In the struggle to adapt to changing tastes, the two industries are joined at the hip, linked together by complex and often secretive long-term contracts. For soda pop giants like Coca-Cola Co., PepsiCo and Cadbury-Schweppes, national restaurant chains are huge buyers of their highly-profitable syrup. Although beverages make up 10% to 15% of the fast-food chains’ overall sales, their profit margins are second to nothing on the menu.
Nevertheless, the U.S. is slowly but steadily breaking the soda habit, even as its consumption remains the highest in the world. On a per capita basis, Americans guzzled down 814 eight-ounce servings of soft drinks apiece last year, down from 828 servings in 2005, according to Beverage Digest estimates. Total consumption slipped 0.6% in 2006, accelerating from a 0.2% drop the prior year.

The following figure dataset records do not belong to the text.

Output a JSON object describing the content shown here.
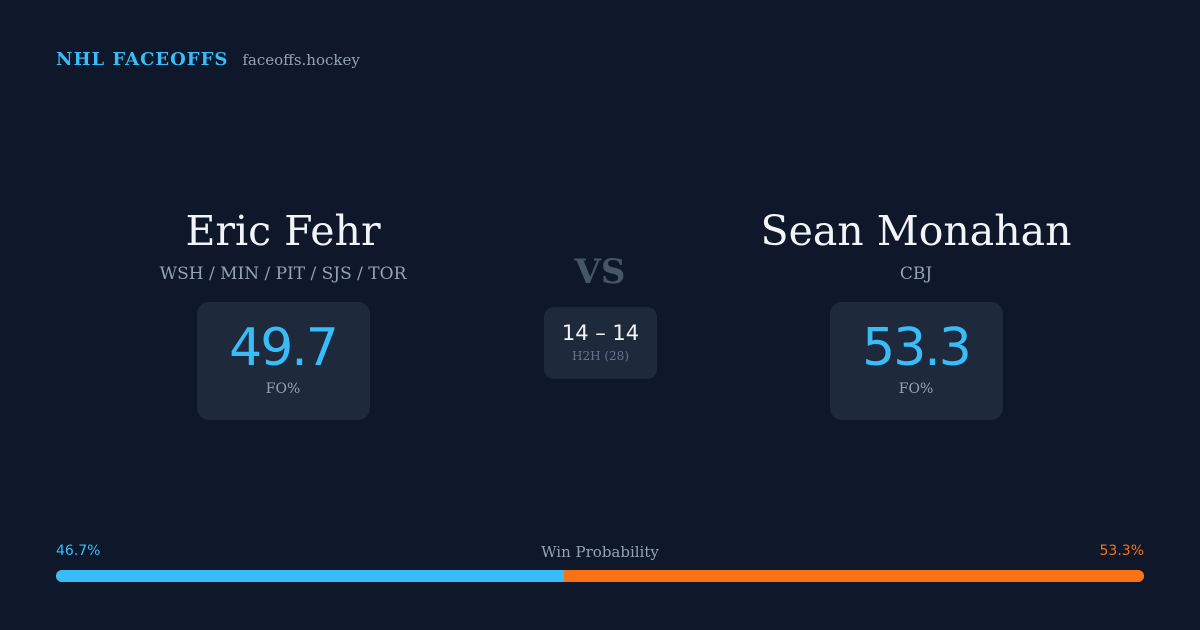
{
  "brand": {
    "title": "NHL FACEOFFS",
    "site": "faceoffs.hockey"
  },
  "player_left": {
    "name": "Eric Fehr",
    "teams": "WSH / MIN / PIT / SJS / TOR",
    "fo_pct": "49.7",
    "fo_label": "FO%"
  },
  "player_right": {
    "name": "Sean Monahan",
    "teams": "CBJ",
    "fo_pct": "53.3",
    "fo_label": "FO%"
  },
  "matchup": {
    "vs": "VS",
    "h2h_score": "14 – 14",
    "h2h_label": "H2H (28)"
  },
  "win_probability": {
    "title": "Win Probability",
    "left_label": "46.7%",
    "right_label": "53.3%",
    "left_value": 46.7,
    "right_value": 53.3,
    "left_color": "#38bdf8",
    "right_color": "#f97316"
  }
}
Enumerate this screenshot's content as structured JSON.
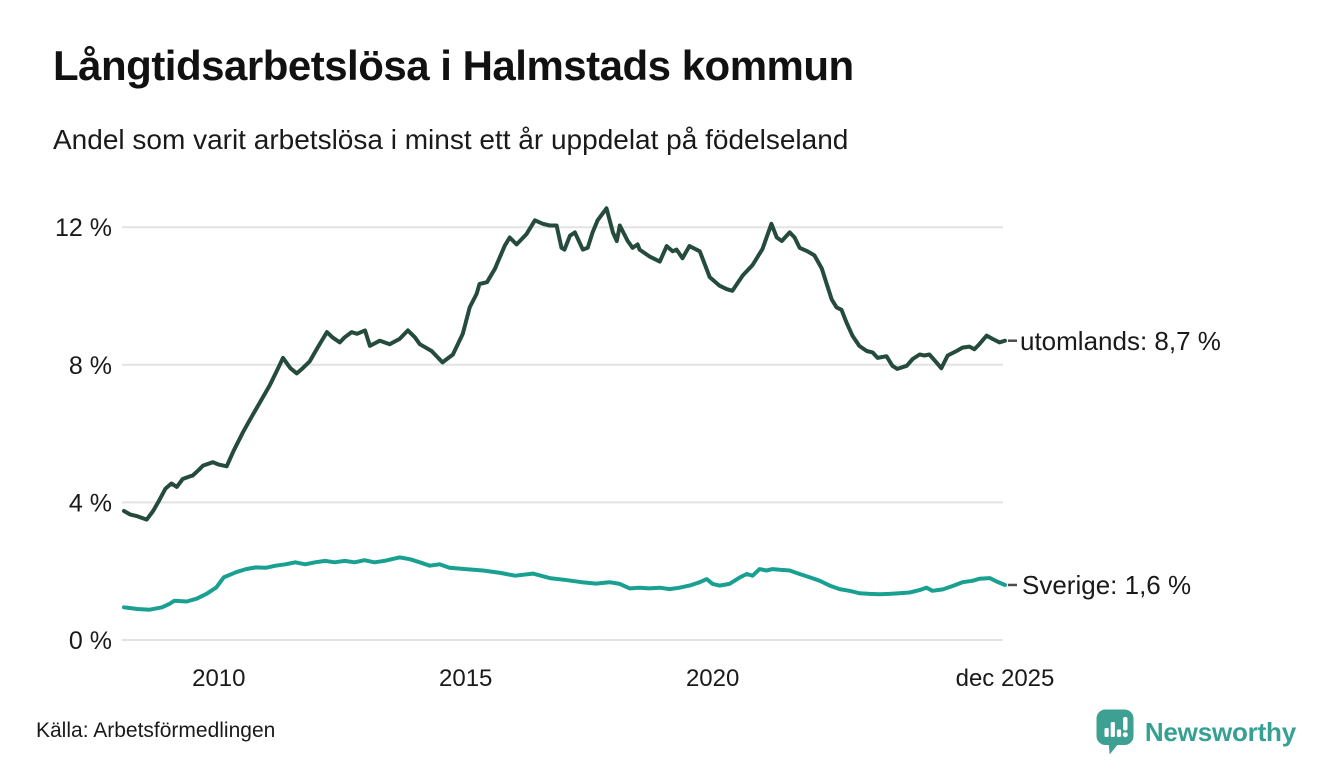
{
  "header": {
    "title": "Långtidsarbetslösa i Halmstads kommun",
    "subtitle": "Andel som varit arbetslösa i minst ett år uppdelat på födelseland"
  },
  "footer": {
    "source": "Källa: Arbetsförmedlingen",
    "brand": "Newsworthy"
  },
  "colors": {
    "grid": "#e3e3e3",
    "text": "#1a1a1a",
    "leader_dash": "#4d4d4d",
    "brand_teal": "#35a093"
  },
  "chart_data": {
    "type": "line",
    "title": "Långtidsarbetslösa i Halmstads kommun",
    "subtitle": "Andel som varit arbetslösa i minst ett år uppdelat på födelseland",
    "grid": true,
    "legend_position": "right-end-labels",
    "x_axis": {
      "range": [
        2008.04,
        2025.92
      ],
      "ticks": [
        {
          "value": 2010,
          "label": "2010"
        },
        {
          "value": 2015,
          "label": "2015"
        },
        {
          "value": 2020,
          "label": "2020"
        },
        {
          "value": 2025.92,
          "label": "dec 2025"
        }
      ]
    },
    "y_axis": {
      "range": [
        0,
        12.8
      ],
      "unit": "%",
      "ticks": [
        {
          "value": 0,
          "label": "0 %"
        },
        {
          "value": 4,
          "label": "4 %"
        },
        {
          "value": 8,
          "label": "8 %"
        },
        {
          "value": 12,
          "label": "12 %"
        }
      ]
    },
    "series": [
      {
        "name": "utomlands",
        "end_label": "utomlands: 8,7 %",
        "end_value": 8.7,
        "color": "#254b3c",
        "points": [
          [
            2008.08,
            3.75
          ],
          [
            2008.2,
            3.65
          ],
          [
            2008.35,
            3.6
          ],
          [
            2008.54,
            3.5
          ],
          [
            2008.67,
            3.75
          ],
          [
            2008.79,
            4.05
          ],
          [
            2008.92,
            4.4
          ],
          [
            2009.04,
            4.55
          ],
          [
            2009.15,
            4.45
          ],
          [
            2009.27,
            4.68
          ],
          [
            2009.4,
            4.75
          ],
          [
            2009.47,
            4.78
          ],
          [
            2009.6,
            4.95
          ],
          [
            2009.68,
            5.07
          ],
          [
            2009.88,
            5.17
          ],
          [
            2010.0,
            5.1
          ],
          [
            2010.16,
            5.05
          ],
          [
            2010.3,
            5.5
          ],
          [
            2010.49,
            6.04
          ],
          [
            2010.63,
            6.4
          ],
          [
            2010.83,
            6.9
          ],
          [
            2011.03,
            7.4
          ],
          [
            2011.2,
            7.9
          ],
          [
            2011.3,
            8.2
          ],
          [
            2011.45,
            7.9
          ],
          [
            2011.58,
            7.75
          ],
          [
            2011.7,
            7.9
          ],
          [
            2011.84,
            8.1
          ],
          [
            2012.0,
            8.5
          ],
          [
            2012.19,
            8.95
          ],
          [
            2012.3,
            8.8
          ],
          [
            2012.45,
            8.65
          ],
          [
            2012.55,
            8.8
          ],
          [
            2012.69,
            8.95
          ],
          [
            2012.8,
            8.9
          ],
          [
            2012.96,
            9.0
          ],
          [
            2013.06,
            8.55
          ],
          [
            2013.26,
            8.7
          ],
          [
            2013.46,
            8.6
          ],
          [
            2013.66,
            8.75
          ],
          [
            2013.83,
            9.0
          ],
          [
            2013.97,
            8.8
          ],
          [
            2014.07,
            8.6
          ],
          [
            2014.31,
            8.4
          ],
          [
            2014.53,
            8.07
          ],
          [
            2014.74,
            8.3
          ],
          [
            2014.94,
            8.9
          ],
          [
            2015.08,
            9.67
          ],
          [
            2015.22,
            10.06
          ],
          [
            2015.28,
            10.35
          ],
          [
            2015.43,
            10.4
          ],
          [
            2015.59,
            10.79
          ],
          [
            2015.79,
            11.46
          ],
          [
            2015.89,
            11.7
          ],
          [
            2016.03,
            11.5
          ],
          [
            2016.23,
            11.8
          ],
          [
            2016.4,
            12.2
          ],
          [
            2016.56,
            12.1
          ],
          [
            2016.7,
            12.05
          ],
          [
            2016.84,
            12.05
          ],
          [
            2016.94,
            11.4
          ],
          [
            2017.0,
            11.35
          ],
          [
            2017.11,
            11.75
          ],
          [
            2017.21,
            11.85
          ],
          [
            2017.37,
            11.35
          ],
          [
            2017.47,
            11.4
          ],
          [
            2017.57,
            11.85
          ],
          [
            2017.67,
            12.2
          ],
          [
            2017.85,
            12.55
          ],
          [
            2017.98,
            11.85
          ],
          [
            2018.06,
            11.6
          ],
          [
            2018.12,
            12.05
          ],
          [
            2018.28,
            11.6
          ],
          [
            2018.38,
            11.4
          ],
          [
            2018.48,
            11.5
          ],
          [
            2018.52,
            11.35
          ],
          [
            2018.72,
            11.15
          ],
          [
            2018.93,
            11.0
          ],
          [
            2019.07,
            11.45
          ],
          [
            2019.19,
            11.3
          ],
          [
            2019.27,
            11.35
          ],
          [
            2019.39,
            11.1
          ],
          [
            2019.53,
            11.45
          ],
          [
            2019.74,
            11.3
          ],
          [
            2019.94,
            10.55
          ],
          [
            2020.14,
            10.3
          ],
          [
            2020.28,
            10.2
          ],
          [
            2020.4,
            10.15
          ],
          [
            2020.61,
            10.6
          ],
          [
            2020.81,
            10.9
          ],
          [
            2021.01,
            11.37
          ],
          [
            2021.19,
            12.1
          ],
          [
            2021.3,
            11.7
          ],
          [
            2021.4,
            11.6
          ],
          [
            2021.56,
            11.85
          ],
          [
            2021.66,
            11.7
          ],
          [
            2021.76,
            11.4
          ],
          [
            2021.92,
            11.3
          ],
          [
            2022.06,
            11.18
          ],
          [
            2022.21,
            10.8
          ],
          [
            2022.31,
            10.35
          ],
          [
            2022.41,
            9.9
          ],
          [
            2022.51,
            9.67
          ],
          [
            2022.61,
            9.6
          ],
          [
            2022.71,
            9.23
          ],
          [
            2022.83,
            8.85
          ],
          [
            2022.97,
            8.55
          ],
          [
            2023.12,
            8.4
          ],
          [
            2023.24,
            8.36
          ],
          [
            2023.34,
            8.2
          ],
          [
            2023.52,
            8.25
          ],
          [
            2023.64,
            7.97
          ],
          [
            2023.74,
            7.88
          ],
          [
            2023.93,
            7.97
          ],
          [
            2024.05,
            8.17
          ],
          [
            2024.19,
            8.3
          ],
          [
            2024.29,
            8.27
          ],
          [
            2024.39,
            8.3
          ],
          [
            2024.53,
            8.07
          ],
          [
            2024.63,
            7.9
          ],
          [
            2024.76,
            8.27
          ],
          [
            2024.94,
            8.4
          ],
          [
            2025.06,
            8.5
          ],
          [
            2025.2,
            8.53
          ],
          [
            2025.3,
            8.45
          ],
          [
            2025.4,
            8.6
          ],
          [
            2025.55,
            8.85
          ],
          [
            2025.67,
            8.75
          ],
          [
            2025.81,
            8.65
          ],
          [
            2025.92,
            8.7
          ]
        ]
      },
      {
        "name": "Sverige",
        "end_label": "Sverige: 1,6 %",
        "end_value": 1.6,
        "color": "#1aa091",
        "points": [
          [
            2008.08,
            0.95
          ],
          [
            2008.35,
            0.9
          ],
          [
            2008.6,
            0.88
          ],
          [
            2008.85,
            0.95
          ],
          [
            2009.0,
            1.05
          ],
          [
            2009.1,
            1.14
          ],
          [
            2009.35,
            1.12
          ],
          [
            2009.55,
            1.2
          ],
          [
            2009.75,
            1.34
          ],
          [
            2009.95,
            1.53
          ],
          [
            2010.1,
            1.82
          ],
          [
            2010.35,
            1.97
          ],
          [
            2010.55,
            2.06
          ],
          [
            2010.75,
            2.11
          ],
          [
            2010.95,
            2.1
          ],
          [
            2011.15,
            2.16
          ],
          [
            2011.35,
            2.2
          ],
          [
            2011.55,
            2.26
          ],
          [
            2011.75,
            2.2
          ],
          [
            2011.95,
            2.26
          ],
          [
            2012.15,
            2.3
          ],
          [
            2012.35,
            2.26
          ],
          [
            2012.55,
            2.3
          ],
          [
            2012.75,
            2.26
          ],
          [
            2012.95,
            2.32
          ],
          [
            2013.15,
            2.26
          ],
          [
            2013.35,
            2.3
          ],
          [
            2013.66,
            2.4
          ],
          [
            2013.87,
            2.35
          ],
          [
            2014.07,
            2.26
          ],
          [
            2014.27,
            2.16
          ],
          [
            2014.47,
            2.2
          ],
          [
            2014.67,
            2.1
          ],
          [
            2015.0,
            2.06
          ],
          [
            2015.35,
            2.02
          ],
          [
            2015.7,
            1.95
          ],
          [
            2016.0,
            1.87
          ],
          [
            2016.36,
            1.93
          ],
          [
            2016.7,
            1.8
          ],
          [
            2017.0,
            1.75
          ],
          [
            2017.35,
            1.68
          ],
          [
            2017.64,
            1.64
          ],
          [
            2017.91,
            1.68
          ],
          [
            2018.12,
            1.63
          ],
          [
            2018.32,
            1.5
          ],
          [
            2018.52,
            1.52
          ],
          [
            2018.72,
            1.5
          ],
          [
            2018.93,
            1.52
          ],
          [
            2019.13,
            1.48
          ],
          [
            2019.33,
            1.52
          ],
          [
            2019.53,
            1.58
          ],
          [
            2019.74,
            1.68
          ],
          [
            2019.88,
            1.77
          ],
          [
            2020.0,
            1.63
          ],
          [
            2020.14,
            1.58
          ],
          [
            2020.34,
            1.63
          ],
          [
            2020.55,
            1.82
          ],
          [
            2020.69,
            1.92
          ],
          [
            2020.81,
            1.87
          ],
          [
            2020.95,
            2.06
          ],
          [
            2021.09,
            2.02
          ],
          [
            2021.21,
            2.06
          ],
          [
            2021.36,
            2.04
          ],
          [
            2021.56,
            2.02
          ],
          [
            2021.76,
            1.92
          ],
          [
            2021.97,
            1.82
          ],
          [
            2022.17,
            1.72
          ],
          [
            2022.37,
            1.58
          ],
          [
            2022.57,
            1.48
          ],
          [
            2022.77,
            1.43
          ],
          [
            2022.97,
            1.36
          ],
          [
            2023.18,
            1.34
          ],
          [
            2023.38,
            1.33
          ],
          [
            2023.58,
            1.34
          ],
          [
            2023.78,
            1.36
          ],
          [
            2023.99,
            1.38
          ],
          [
            2024.19,
            1.45
          ],
          [
            2024.33,
            1.52
          ],
          [
            2024.45,
            1.43
          ],
          [
            2024.66,
            1.47
          ],
          [
            2024.86,
            1.57
          ],
          [
            2025.06,
            1.68
          ],
          [
            2025.26,
            1.72
          ],
          [
            2025.4,
            1.78
          ],
          [
            2025.61,
            1.8
          ],
          [
            2025.75,
            1.7
          ],
          [
            2025.92,
            1.6
          ]
        ]
      }
    ]
  }
}
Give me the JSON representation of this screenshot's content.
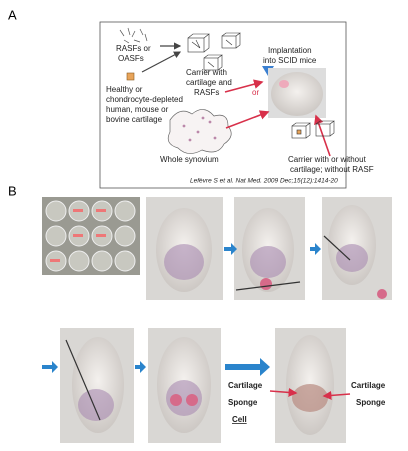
{
  "panel_a": {
    "label": "A",
    "source_lines": [
      "RASFs or",
      "OASFs"
    ],
    "cartilage_lines": [
      "Healthy or",
      "chondrocyte-depleted",
      "human, mouse or",
      "bovine cartilage"
    ],
    "carrier_lines": [
      "Carrier with",
      "cartilage and",
      "RASFs"
    ],
    "implant_lines": [
      "Implantation",
      "into SCID mice"
    ],
    "or": "or",
    "synovium": "Whole synovium",
    "control_lines": [
      "Carrier with or without",
      "cartilage; without RASF"
    ],
    "citation": "Lefèvre S et al. Nat Med. 2009 Dec;15(12):1414-20"
  },
  "panel_b": {
    "label": "B",
    "left_labels": [
      "Cartilage",
      "Sponge",
      "Cell"
    ],
    "right_labels": [
      "Cartilage",
      "Sponge"
    ]
  }
}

About 20 billion servings move through the restaurant channel each year, three-quarters of them via fast-food outlets, according market research firm NPD Group. That number has remained constant for three years but, considering both population growth and unit proliferation, actually represents a decline. Meanwhile, servings of just one non-carbonated product — iced tea — have jumped 12% since 2001 to about 4.5 billion, counting all food-service outlets.
“The bottom line is that there is a continuing migration away from carbonated soft drinks to other kinds of beverages,” said John Sicher, a leading expert on the beverage industry and publisher of trade magazine Beverage Digest. “We have seen tremendous growth in water, sports drinks and bottled teas. But many restaurants serve beverages that are dispensed from fountain spigots, which by definition means a somewhat limited choice. They need to continue to figure out ways to respond to consumer interest in more beverage choice diversity.”
Sicher described one nightmarish scenario where diners are increasingly arriving to buy take-out food that will be washed down with drinks purchased elsewhere: “It is an unhappy thing for a McDonald’s owner to see someone at a drive-thru buying hamburgers and already having beverages they bought down the street at 7-Eleven.”